Unfortunately, there's no option in the servlet specification to say "force requests on the same session to be serialized." However, the SpringMVC framework offers a way to ask for this, and the approach can be reimplemented in other frameworks easily. The base class for SpringMVC controllers, AbstractController
, provides a boolean variable synchronizeOnSession
; when this is set, it will use a lock to ensure that only one request on a session executes concurrently.
Serializing requests on an HttpSession
makes many concurrency hazards go away, in a similar way that confining objects to the Event Dispatch Thread (EDT) reduces the requirement for synchronization in Swing applications.
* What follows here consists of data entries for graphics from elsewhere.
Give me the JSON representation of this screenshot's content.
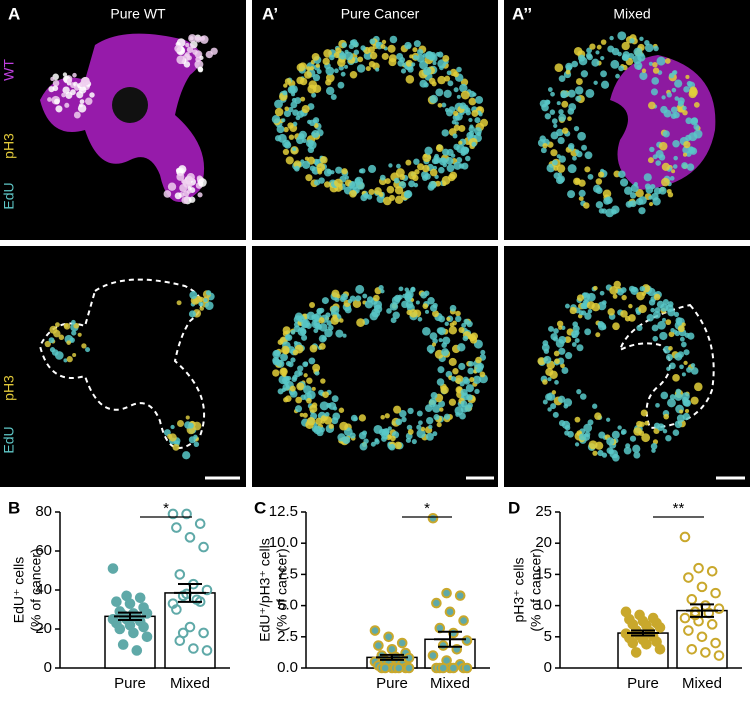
{
  "panels": [
    {
      "letter": "A",
      "title": "Pure WT"
    },
    {
      "letter": "A’",
      "title": "Pure Cancer"
    },
    {
      "letter": "A’’",
      "title": "Mixed"
    }
  ],
  "channels": {
    "top": [
      "EdU",
      "pH3",
      "WT"
    ],
    "bottom": [
      "EdU",
      "pH3"
    ]
  },
  "chart_data": [
    {
      "type": "bar",
      "panel_label": "B",
      "ylabel": [
        "EdU⁺ cells",
        "(% of cancer)"
      ],
      "categories": [
        "Pure",
        "Mixed"
      ],
      "values": [
        26.5,
        38.5
      ],
      "errors": [
        1.9,
        4.6
      ],
      "annotation": "*",
      "points": [
        [
          51,
          37,
          36,
          34,
          33,
          31,
          29,
          28,
          28,
          27,
          26,
          25,
          25,
          24,
          23,
          22,
          21,
          20,
          18,
          16,
          12,
          9
        ],
        [
          79,
          79,
          74,
          72,
          67,
          62,
          48,
          43,
          40,
          37,
          35,
          33,
          38,
          34,
          30,
          21,
          18,
          14,
          10,
          9,
          18
        ]
      ],
      "markers": [
        {
          "fill": "#5fa9a8",
          "stroke": "#5fa9a8"
        },
        {
          "fill": "none",
          "stroke": "#5fa9a8"
        }
      ],
      "ylim": [
        0,
        80
      ],
      "yticks": [
        0,
        20,
        40,
        60,
        80
      ]
    },
    {
      "type": "bar",
      "panel_label": "C",
      "ylabel": [
        "EdU⁺/pH3⁺ cells",
        "(% of cancer)"
      ],
      "categories": [
        "Pure",
        "Mixed"
      ],
      "values": [
        0.85,
        2.3
      ],
      "errors": [
        0.2,
        0.6
      ],
      "annotation": "*",
      "points": [
        [
          3.0,
          2.5,
          2.0,
          1.8,
          1.5,
          1.2,
          1.0,
          0.9,
          0.8,
          0.6,
          0.5,
          0.5,
          0.4,
          0.3,
          0.2,
          0,
          0,
          0,
          0,
          0,
          0,
          0
        ],
        [
          12,
          6,
          5.8,
          5.2,
          4.5,
          3.8,
          3.2,
          2.8,
          2.2,
          1.8,
          1.5,
          1.0,
          0.6,
          0.3,
          0,
          0,
          0,
          0,
          0,
          0,
          0
        ]
      ],
      "markers": [
        {
          "fill": "#5fa9a8",
          "stroke": "#c9a82c"
        },
        {
          "fill": "#5fa9a8",
          "stroke": "#c9a82c"
        }
      ],
      "ylim": [
        0,
        12.5
      ],
      "yticks": [
        {
          "value": 0,
          "label": "0.0"
        },
        2.5,
        {
          "value": 5,
          "label": "5.0"
        },
        7.5,
        {
          "value": 10,
          "label": "10.0"
        },
        12.5
      ]
    },
    {
      "type": "bar",
      "panel_label": "D",
      "ylabel": [
        "pH3⁺ cells",
        "(% of cancer)"
      ],
      "categories": [
        "Pure",
        "Mixed"
      ],
      "values": [
        5.6,
        9.2
      ],
      "errors": [
        0.4,
        1.0
      ],
      "annotation": "**",
      "points": [
        [
          9,
          8.5,
          8,
          7.8,
          7.5,
          7.2,
          7,
          6.8,
          6.5,
          6,
          5.8,
          5.5,
          5.2,
          5,
          4.8,
          4.5,
          4.2,
          4,
          3.8,
          3,
          2.5,
          5.6
        ],
        [
          21,
          16,
          15.5,
          14.5,
          13,
          12,
          11,
          10,
          9.5,
          9,
          8.8,
          8,
          7.5,
          7,
          6,
          5,
          4,
          3,
          2.5,
          2,
          8.5
        ]
      ],
      "markers": [
        {
          "fill": "#c9a82c",
          "stroke": "#c9a82c"
        },
        {
          "fill": "none",
          "stroke": "#c9a82c"
        }
      ],
      "ylim": [
        0,
        25
      ],
      "yticks": [
        0,
        5,
        10,
        15,
        20,
        25
      ]
    }
  ]
}
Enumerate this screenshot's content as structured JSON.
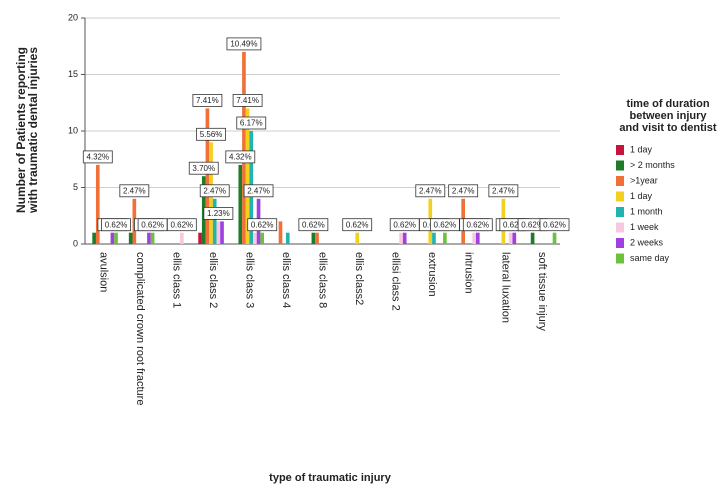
{
  "chart_data": {
    "type": "bar",
    "ylabel": [
      "Number of Patients reporting",
      "with traumatic dental injuries"
    ],
    "xlabel": "type of traumatic injury",
    "legend_title": [
      "time of duration",
      "between injury",
      "and visit to dentist"
    ],
    "legend": "right",
    "grid": true,
    "ylim": [
      0,
      20
    ],
    "yticks": [
      0,
      5,
      10,
      15,
      20
    ],
    "categories": [
      "avulsion",
      "complicated crown root fracture",
      "ellis class 1",
      "ellis class 2",
      "ellis class 3",
      "ellis class 4",
      "ellis class 8",
      "ellis class2",
      "ellisi class 2",
      "extrusion",
      "intrusion",
      "lateral luxation",
      "soft tissue injury"
    ],
    "series": [
      {
        "name": "1 day",
        "color": "#c8143c",
        "values": [
          null,
          null,
          null,
          1,
          null,
          null,
          null,
          null,
          null,
          null,
          null,
          null,
          null
        ],
        "value_labels": [
          null,
          null,
          null,
          null,
          null,
          null,
          null,
          null,
          null,
          null,
          null,
          null,
          null
        ]
      },
      {
        "name": "> 2 months",
        "color": "#1e7b2a",
        "values": [
          1,
          1,
          null,
          6,
          7,
          null,
          1,
          null,
          null,
          null,
          null,
          null,
          1
        ],
        "value_labels": [
          null,
          null,
          null,
          "3.70%",
          "4.32%",
          null,
          "0.62%",
          null,
          null,
          null,
          null,
          null,
          "0.62%"
        ]
      },
      {
        "name": ">1year",
        "color": "#f07038",
        "values": [
          7,
          4,
          null,
          12,
          17,
          2,
          1,
          null,
          null,
          null,
          4,
          null,
          null
        ],
        "value_labels": [
          "4.32%",
          "2.47%",
          null,
          "7.41%",
          "10.49%",
          null,
          null,
          null,
          null,
          null,
          "2.47%",
          null,
          null
        ]
      },
      {
        "name": "1 day",
        "color": "#f2d020",
        "values": [
          null,
          null,
          null,
          9,
          12,
          null,
          null,
          1,
          null,
          4,
          null,
          4,
          null
        ],
        "value_labels": [
          null,
          null,
          null,
          "5.56%",
          "7.41%",
          null,
          null,
          "0.62%",
          null,
          "2.47%",
          null,
          "2.47%",
          null
        ]
      },
      {
        "name": "1 month",
        "color": "#20b4b0",
        "values": [
          null,
          null,
          null,
          4,
          10,
          1,
          null,
          null,
          null,
          1,
          null,
          null,
          null
        ],
        "value_labels": [
          null,
          null,
          null,
          "2.47%",
          "6.17%",
          null,
          null,
          null,
          null,
          "0.62%",
          null,
          null,
          null
        ]
      },
      {
        "name": "1 week",
        "color": "#f8c8e0",
        "values": [
          null,
          null,
          1,
          2,
          1,
          null,
          null,
          null,
          1,
          null,
          1,
          1,
          null
        ],
        "value_labels": [
          null,
          null,
          "0.62%",
          "1.23%",
          null,
          null,
          null,
          null,
          null,
          null,
          "0.62%",
          "0.62%",
          null
        ]
      },
      {
        "name": "2 weeks",
        "color": "#a040e0",
        "values": [
          1,
          1,
          null,
          2,
          4,
          null,
          null,
          null,
          1,
          null,
          1,
          1,
          null
        ],
        "value_labels": [
          "0.62%",
          "0.62%",
          null,
          null,
          "2.47%",
          null,
          null,
          null,
          "0.62%",
          null,
          "0.62%",
          "0.62%",
          null
        ]
      },
      {
        "name": "same day",
        "color": "#70c040",
        "values": [
          1,
          1,
          null,
          null,
          1,
          null,
          null,
          null,
          null,
          1,
          null,
          null,
          1
        ],
        "value_labels": [
          "0.62%",
          "0.62%",
          null,
          null,
          "0.62%",
          null,
          null,
          null,
          null,
          "0.62%",
          null,
          null,
          "0.62%"
        ]
      }
    ]
  }
}
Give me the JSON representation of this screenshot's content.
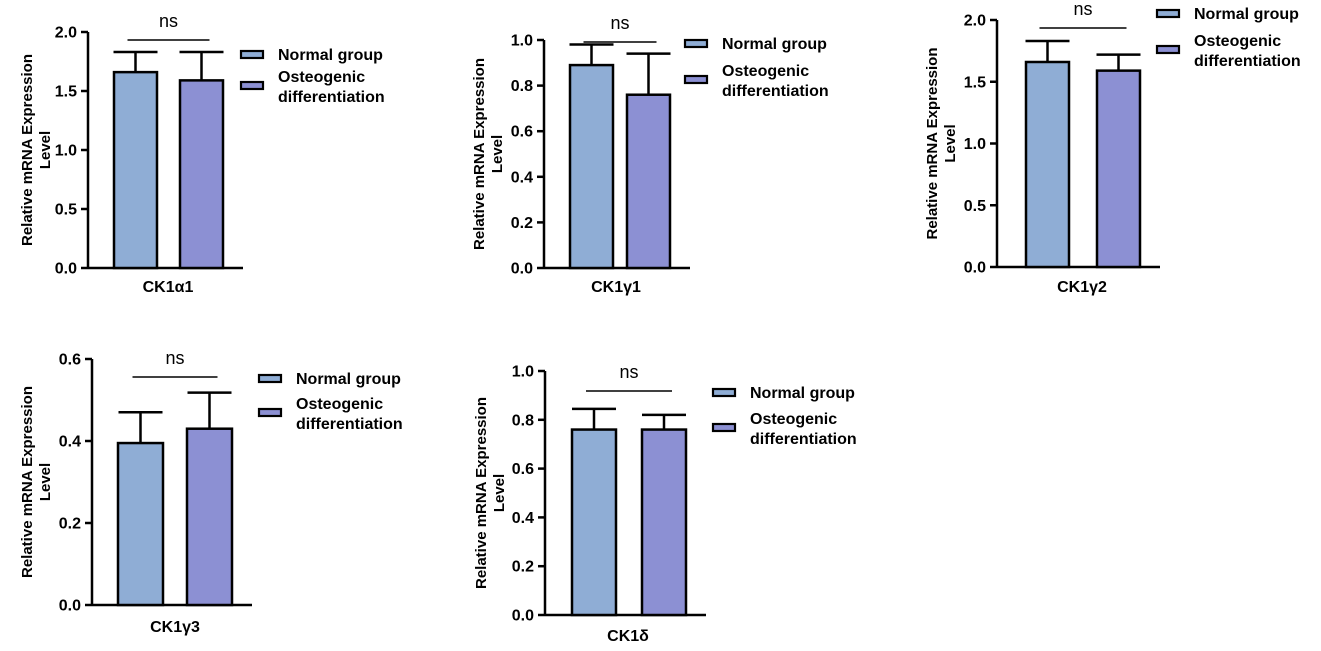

Many stateful Web applications have significant concurrency vulnerabilities that stem from accessing mutable data stored scoped containers like HttpSession
and ServletContext
without adequate coordination. It is easy to mistakenly assume that the synchronization inherent in the getAttribute()
and setAttribute()
methods is sufficient — but it only holds true under certain circumstances, such as when the attribute is an immutable, an effectively immutable, or a thread-safe object, or when requests that might access the container are serialized.
In general, everything you place in a scoped container should be effectively immutable or thread-safe. The scoped container mechanism provided by the servlet specification was never intended to manage mutable objects that did not provide their own synchronization. The biggest offender is storing ordinary JavaBeans classes in an HttpSession
. This technique is only guaranteed to work when the JavaBean is never modified after it is stored in the session.